Werbung gibt Verprechungen ab, bei den Konsum von Drogen gehts aber um Information und bewussten Konsum. Man kann durchaus viel an Drogen erlauben, aber man sollte es nicht bewerben.

2 „Gefällt mir“

Danke für deine Ergänzung dazu.

Das ist ein Punkt, der mich schon lang beschäftigt, ob das die Bierwerbungen vor Sportveranstaltungen sind (eine bekannte Zuckerbrause ist da nicht viel besser) oder bekannte (Ex-)Sportler, die für die Wettanbieter zukünftigen „Gewinner“ anwerben.
Verbote und Kriminalisierung helfen aber wohl nicht wirklich weiter (bei junge Menschen weckt das ja eher noch das Interesse), es reduziert sich eher auf die Stellung in der Gesellschaft und die moralische Verantwortung.
Ein Ex-Torhüter mit dickem Bankkonto, der suggeriert, es gäbe bei dem Wettanbieter seiner Wahl außer dem Wettanbieter langfristig noch jemand anders der beim Wetten gewinnt, zerstört damit für mich mit Mitte 40, seine komplette sportliche Reputation und Anerkennung - für jüngere Menschen mag das aber attraktiv und glaubwürdig wirken.
Werbung funktioniert ja nicht über Produktmerkmale, sondern über die Emotion, über ein Lebensgefühl das einem das Produkt verschaffen kann.
Solang Bierwerbung entspannte glückliche und gesellige Menschen präsentiert, wird diese Botschaft angenommen werden

Genervt wenn dann nur eben von sowas wie den Bierwerbungen, Wetten Glückspiel etc wo beim Kunden das Risiko zur Sucht und zu körperlichen Schäden gegeben ist. Das trifft natürlich auf viele Produkte zu, aber bei den Aufgezählten ist die Einstiegshürde im Vergleich eher niedrig.
Unter der Berücksichtigung, das Werbung kein neutraler und objektiver Sachbeitrag ist, kann Werbung dennoch unterhaltsam und kreativ sein und ist ein völlig legitimes Mittel seine Produkte anzupreisen.
Aber selbst wenn ich grob mit den Mechanismen, auf die Werbung aufbaut, vertraut bin, ist man dieser permanenten ausgesetzt, egal ob offline oder online - und auch nie ganz immun dagegen, Werbung zielt ja vorrangig aufs Unterbewusstsein, wo sich die Werbebotschaften durch immer wiederkehrende Wiederholung festsetzten sollen.

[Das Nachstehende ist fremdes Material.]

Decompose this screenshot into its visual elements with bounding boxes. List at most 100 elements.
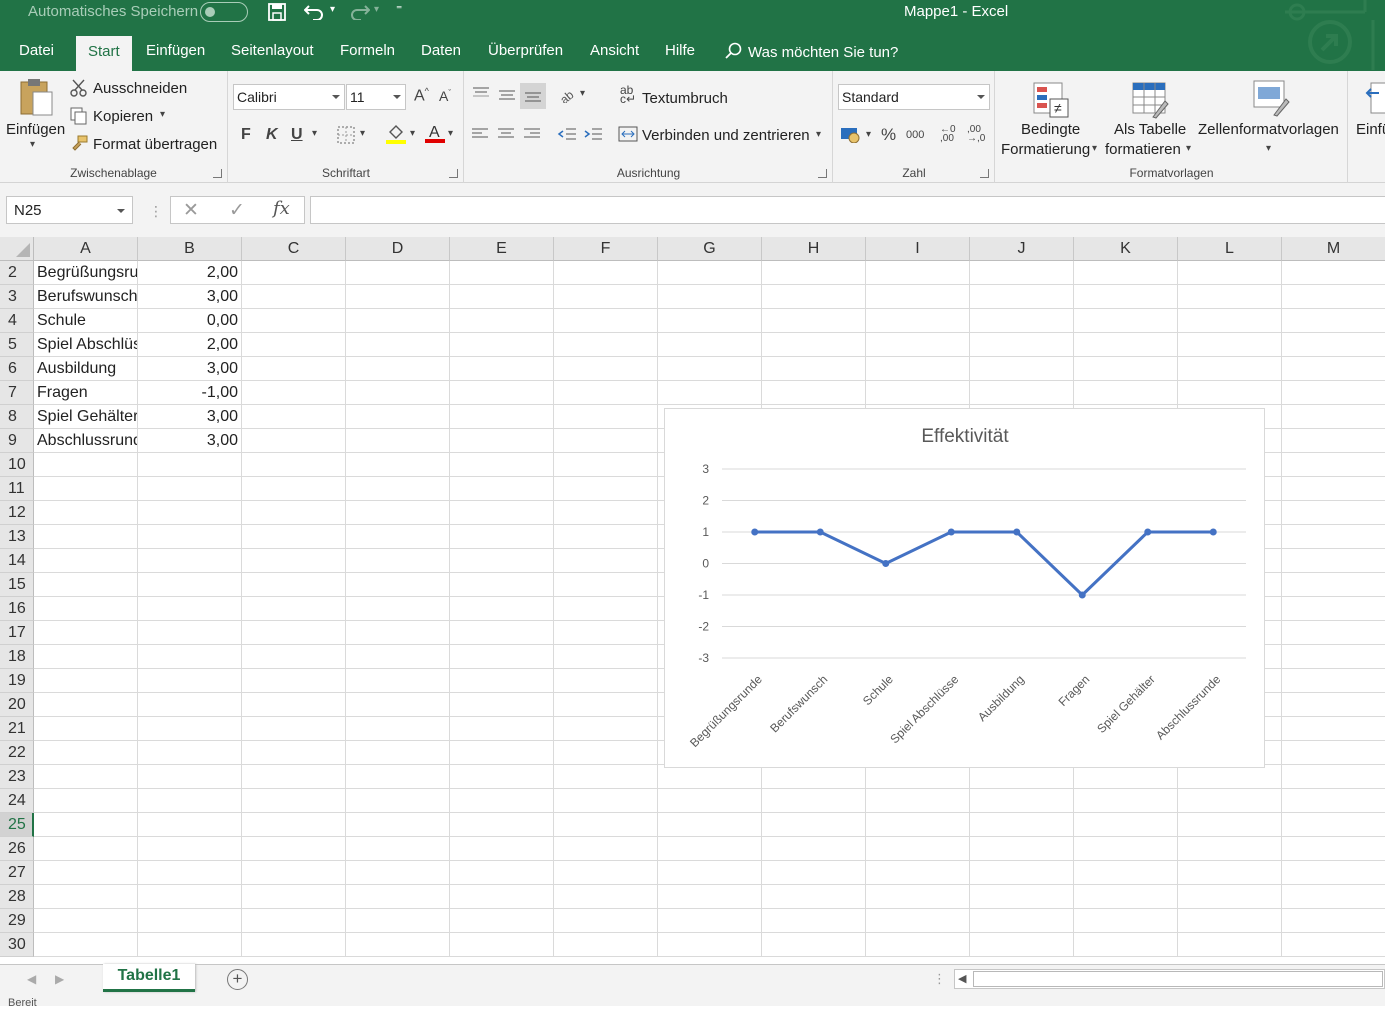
cell-f26[interactable]: [554, 837, 658, 861]
cell-l2[interactable]: [1178, 261, 1282, 285]
scroll-left-icon[interactable]: ◀: [958, 972, 966, 985]
cell-h4[interactable]: [762, 309, 866, 333]
column-header-j[interactable]: J: [970, 237, 1074, 261]
cell-i3[interactable]: [866, 285, 970, 309]
scroll-splitter[interactable]: ⋮: [933, 971, 946, 987]
row-header-18[interactable]: 18: [0, 645, 34, 669]
cell-d20[interactable]: [346, 693, 450, 717]
cell-b23[interactable]: [138, 765, 242, 789]
autosave-toggle[interactable]: [200, 2, 248, 22]
cell-g2[interactable]: [658, 261, 762, 285]
cell-m21[interactable]: [1282, 717, 1385, 741]
cell-k27[interactable]: [1074, 861, 1178, 885]
cell-c25[interactable]: [242, 813, 346, 837]
cell-i29[interactable]: [866, 909, 970, 933]
conditional-formatting-dropdown-icon[interactable]: ▾: [1092, 143, 1097, 154]
cell-b11[interactable]: [138, 477, 242, 501]
cell-e12[interactable]: [450, 501, 554, 525]
grow-font-icon[interactable]: A^: [414, 86, 429, 105]
cell-c16[interactable]: [242, 597, 346, 621]
formula-input[interactable]: [310, 196, 1385, 224]
cell-b19[interactable]: [138, 669, 242, 693]
row-header-15[interactable]: 15: [0, 573, 34, 597]
row-header-30[interactable]: 30: [0, 933, 34, 957]
column-header-c[interactable]: C: [242, 237, 346, 261]
cell-a29[interactable]: [34, 909, 138, 933]
decrease-indent-icon[interactable]: [557, 126, 577, 146]
row-header-6[interactable]: 6: [0, 357, 34, 381]
cell-l30[interactable]: [1178, 933, 1282, 957]
cell-a15[interactable]: [34, 573, 138, 597]
tell-me-search[interactable]: Was möchten Sie tun?: [724, 42, 898, 61]
cell-m14[interactable]: [1282, 549, 1385, 573]
fill-color-dropdown-icon[interactable]: ▾: [410, 128, 415, 139]
cell-b8[interactable]: 3,00: [138, 405, 242, 429]
conditional-formatting-line1[interactable]: Bedingte: [1021, 121, 1080, 138]
customize-toolbar-icon[interactable]: ⁼: [396, 2, 402, 16]
cell-a22[interactable]: [34, 741, 138, 765]
cell-c12[interactable]: [242, 501, 346, 525]
cell-a4[interactable]: Schule: [34, 309, 138, 333]
cell-i5[interactable]: [866, 333, 970, 357]
cell-g24[interactable]: [658, 789, 762, 813]
increase-decimal-icon[interactable]: ←0,00: [940, 125, 956, 144]
row-header-26[interactable]: 26: [0, 837, 34, 861]
cell-f17[interactable]: [554, 621, 658, 645]
cell-g27[interactable]: [658, 861, 762, 885]
cell-c26[interactable]: [242, 837, 346, 861]
cell-d28[interactable]: [346, 885, 450, 909]
column-header-a[interactable]: A: [34, 237, 138, 261]
cell-d13[interactable]: [346, 525, 450, 549]
cell-i28[interactable]: [866, 885, 970, 909]
cell-l7[interactable]: [1178, 381, 1282, 405]
row-header-22[interactable]: 22: [0, 741, 34, 765]
cell-k26[interactable]: [1074, 837, 1178, 861]
cell-c18[interactable]: [242, 645, 346, 669]
cell-g7[interactable]: [658, 381, 762, 405]
currency-dropdown-icon[interactable]: ▾: [866, 129, 871, 140]
save-icon[interactable]: [268, 3, 286, 26]
cell-l28[interactable]: [1178, 885, 1282, 909]
cell-a23[interactable]: [34, 765, 138, 789]
cell-f19[interactable]: [554, 669, 658, 693]
align-center-icon[interactable]: [497, 127, 515, 145]
cell-k4[interactable]: [1074, 309, 1178, 333]
row-header-20[interactable]: 20: [0, 693, 34, 717]
cell-e7[interactable]: [450, 381, 554, 405]
cell-e27[interactable]: [450, 861, 554, 885]
align-bottom-icon[interactable]: [520, 83, 546, 109]
column-header-e[interactable]: E: [450, 237, 554, 261]
cell-d6[interactable]: [346, 357, 450, 381]
cell-m5[interactable]: [1282, 333, 1385, 357]
cell-j4[interactable]: [970, 309, 1074, 333]
cell-b21[interactable]: [138, 717, 242, 741]
cell-m13[interactable]: [1282, 525, 1385, 549]
cell-b27[interactable]: [138, 861, 242, 885]
cell-c2[interactable]: [242, 261, 346, 285]
cell-c11[interactable]: [242, 477, 346, 501]
row-header-27[interactable]: 27: [0, 861, 34, 885]
tab-start[interactable]: Start: [76, 36, 132, 72]
cell-a27[interactable]: [34, 861, 138, 885]
cell-c13[interactable]: [242, 525, 346, 549]
cell-a5[interactable]: Spiel Abschlüsse: [34, 333, 138, 357]
cell-m29[interactable]: [1282, 909, 1385, 933]
cell-d8[interactable]: [346, 405, 450, 429]
cell-k25[interactable]: [1074, 813, 1178, 837]
cell-d5[interactable]: [346, 333, 450, 357]
column-header-k[interactable]: K: [1074, 237, 1178, 261]
cell-d15[interactable]: [346, 573, 450, 597]
cell-e21[interactable]: [450, 717, 554, 741]
underline-button[interactable]: U: [291, 126, 303, 144]
cell-f21[interactable]: [554, 717, 658, 741]
cell-c27[interactable]: [242, 861, 346, 885]
cell-f24[interactable]: [554, 789, 658, 813]
cell-d7[interactable]: [346, 381, 450, 405]
thousands-button[interactable]: 000: [906, 129, 924, 141]
cell-d19[interactable]: [346, 669, 450, 693]
cell-e16[interactable]: [450, 597, 554, 621]
cell-k2[interactable]: [1074, 261, 1178, 285]
cell-l5[interactable]: [1178, 333, 1282, 357]
cancel-icon[interactable]: ✕: [183, 199, 199, 222]
cell-d30[interactable]: [346, 933, 450, 957]
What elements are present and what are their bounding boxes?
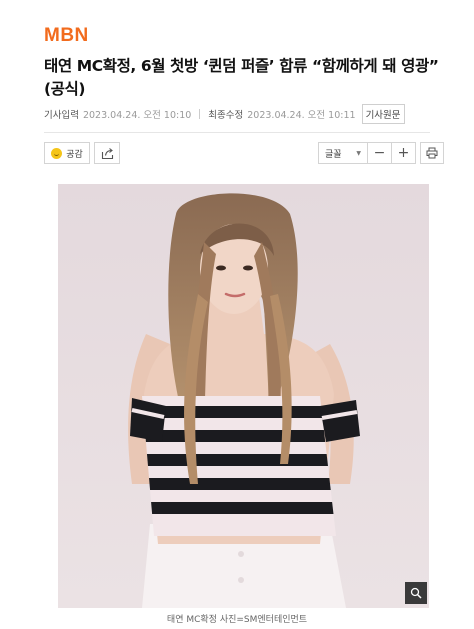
article-meta: 기사입력 2023.04.24. 오전 10:10 최종수정 2023.04.2…: [44, 104, 444, 124]
published-label: 기사입력: [44, 110, 79, 121]
font-label: 글꼴: [325, 149, 342, 160]
article-photo[interactable]: [58, 184, 429, 608]
article-toolbar: 공감 글꼴 ▼ − +: [44, 142, 444, 166]
photo-zoom-button[interactable]: [405, 582, 427, 604]
font-select-button[interactable]: 글꼴 ▼: [318, 142, 368, 164]
magnifier-icon: [410, 587, 422, 599]
published-datetime: 2023.04.24. 오전 10:10: [82, 110, 192, 121]
font-increase-button[interactable]: +: [391, 142, 416, 164]
smile-icon: [51, 147, 63, 159]
like-label: 공감: [66, 149, 83, 160]
mbn-logo[interactable]: MBN: [44, 25, 89, 47]
share-button[interactable]: [94, 142, 120, 164]
share-icon: [101, 147, 113, 159]
original-article-link[interactable]: 기사원문: [361, 104, 405, 124]
article-title-line-2: (공식): [44, 80, 86, 98]
print-icon: [426, 147, 438, 159]
modified-label: 최종수정: [208, 110, 244, 121]
article-title: 태연 MC확정, 6월 첫방 ‘퀸덤 퍼즐’ 합류 “함께하게 돼 영광” (공…: [44, 55, 444, 101]
person-illustration: [128, 193, 360, 608]
print-button[interactable]: [420, 142, 444, 164]
article-title-line-1: 태연 MC확정, 6월 첫방 ‘퀸덤 퍼즐’ 합류 “함께하게 돼 영광”: [44, 57, 439, 75]
font-decrease-button[interactable]: −: [367, 142, 392, 164]
header-divider: [44, 132, 430, 133]
photo-caption: 태연 MC확정 사진=SM엔터테인먼트: [166, 615, 308, 625]
meta-separator: [199, 109, 201, 119]
like-button[interactable]: 공감: [44, 142, 90, 164]
caret-down-icon: ▼: [356, 149, 361, 157]
modified-datetime: 2023.04.24. 오전 10:11: [247, 110, 356, 121]
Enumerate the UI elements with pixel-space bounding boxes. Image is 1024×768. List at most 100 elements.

Um aufs eigentliche Thema zurück zu kommen.
Werbeverbot für Alkohol würde ich begrüßen, vorrangig um den Einfluss auf Kinder und Jugendliche massiv zu begrenzen.
Produkthaftung für die Folgeschäden wäre zumindest ein Punkt, den ich überlegenswert finde.
Die Folgen von Alkohol sind bekannt, die Verursacher ebenso - eigentlich der logische Schluss diese auch dazu in die Verantwortung nehmen und wenn es nur finanziell ist.
Die Hersteller verdienen damit gut, der Staat ebenso mit den Steuern, aber die gesamte Gesellschaft trägt die Kosten.

1 „Gefällt mir“

Ich habe eine Antwort in Form eine rhetorischen Frage: Möchte eine Gesellschaft für sie schädliche Sachen beworben sehen?

2 „Gefällt mir“

Das scheint erstmal offensichtlich, dass eine Gesellschaft das nicht möchte und tolerieren würde.
Das Leid, um beim Thema zu bleiben, den der Alkoholkonsum verursacht scheint aber noch nicht groß genug zu sein.
Aktuell sticht die Lobbyarbeit der Hersteller den Schutz der Bürger aus.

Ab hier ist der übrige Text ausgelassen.